To better understand, and indeed prevent, LGBT+ suicide therefore, we argue that internalising, psychological approaches and externalising, social approaches to understanding LGBT+ suicide must be brought into dialogue with one another. To do so, we suggest considering the potential of social ecological approaches, which can take into account the multiple, complex interactions between individuals, their interpersonal relationships and communities, and the broader socio-economic and political landscape (Scourfield, Roen, and McDermott Citation2008; Standley Citation2020). In doing so we can begin to ask different questions, resisting binary understandings that position LGBT+ people as at risk of suicide (Alasuutari et al. Citation2021; Bryan and Mayock Citation2017; Cover Citation2012). This critical re-framing may help us to ask more nuanced questions, such as why it is that some LGBT+ people experience queerphobia and go on to feel suicidal, whilst others do not (McDermott and Roen Citation2016). This would also enable researchers, policy makers and politicians to take the, undoubtedly important, role of queerphobia into account when considering LGBT+ suicide, whilst also creating space for understanding the many nuances and complexities of human experiences additional to LGBT+ identity that may also impact upon LGBT+ suicide. This needs to incorporate intersecting structural factors such as social class (McDermott and Roen Citation2016); urban-rural particularities (Keene et al. Citation2017); and ethnicity (Mereish et al. Citation2019); as well as individual and interpersonal adversities such as adverse childhood experiences or relationships problems (Rimes et al. Citation2019b; Rivers et al. Citation2018; Williams et al. Citation2021).

Conclusion

In conclusion, discussions of LGBT+ suicide in UK prevention policies and political debates (2009–2019) were dichotomised. LGBT+ suicide was either conceptualised as a psychological problem contained within risky, pathological LGBT+ bodies, or as a consequence of queerphobic hate, with little space left for greater nuance. Whilst psychologised risk narratives failed to acknowledge the systemic effects of cis-heteronormativity and queerphobia; externalising risk narratives constructed a simple cause-and-effect relationship between queerphobia and suicide, reducing possibilities for intersectional analysis, and overlooking contributors beyond the stigmatisation of sexual orientation and gender identity.

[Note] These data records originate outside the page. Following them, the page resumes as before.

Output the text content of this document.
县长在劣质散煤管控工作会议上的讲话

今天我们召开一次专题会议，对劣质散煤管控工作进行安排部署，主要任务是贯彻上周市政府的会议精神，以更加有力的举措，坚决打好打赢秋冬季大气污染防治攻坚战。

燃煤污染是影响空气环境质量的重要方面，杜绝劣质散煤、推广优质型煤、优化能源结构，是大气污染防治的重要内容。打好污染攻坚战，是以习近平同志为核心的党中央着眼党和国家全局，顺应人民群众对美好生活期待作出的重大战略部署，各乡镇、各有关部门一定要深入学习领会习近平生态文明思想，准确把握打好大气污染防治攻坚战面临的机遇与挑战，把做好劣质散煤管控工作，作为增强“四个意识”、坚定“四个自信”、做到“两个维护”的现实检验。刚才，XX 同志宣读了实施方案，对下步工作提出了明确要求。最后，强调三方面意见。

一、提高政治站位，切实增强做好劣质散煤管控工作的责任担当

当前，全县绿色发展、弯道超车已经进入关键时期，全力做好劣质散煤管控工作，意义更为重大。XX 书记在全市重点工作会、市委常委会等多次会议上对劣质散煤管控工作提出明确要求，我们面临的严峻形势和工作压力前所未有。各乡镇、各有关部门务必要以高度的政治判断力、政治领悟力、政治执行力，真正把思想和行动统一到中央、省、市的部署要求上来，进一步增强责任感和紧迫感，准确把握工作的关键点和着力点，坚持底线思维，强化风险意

Thus, although parliamentary debates appeared to direct our attention towards social interventions to reduce queerphobia as methods of suicide prevention, this was not widely reflected in prevention policies, which we argue is a key omission in UK suicide prevention strategies that needs to be addressed. To conclude, we argue that policy makers and politicians must work together to provide support for individuals experiencing suicidal distress through the provision of community and clinical resourcing. However, they must also maintain a long-term vision that can work to tackle the structural and systemic conditions, related to sexual orientation and gender identity and beyond, that contribute to LGBT+ people’s lives becoming unliveable.

Disclosure statement

No potential conflict of interest was reported by the authors.

Data availability

All data used in the project is publicly available using public databases and search engines.

Additional information

Funding

This project was funded by a Leverhulme Trust Project Grant (RPG-2020-187).

Notes

1 Most broadly, the term LGBT+ is used to incorporate the diverse communities brought together under the rainbow umbrella, who may or may not define their sexual, romantic or gender identities under the defined LGBT categories but who nonetheless do not identify as simultaneously cisgender, heteroromantic and heterosexual. In this article specifically, the acronym also represents the diversity of acronyms used across the policies and parliamentary debates. These include, but are not limited to LGBT LGBT+ LGBTI (including intersex people specifically) LGBTQ (including queer people specifically) and LGBTQI.

2 For a more detailed exploration of the relationship between austerity and suicide, see Mills (Citation2018).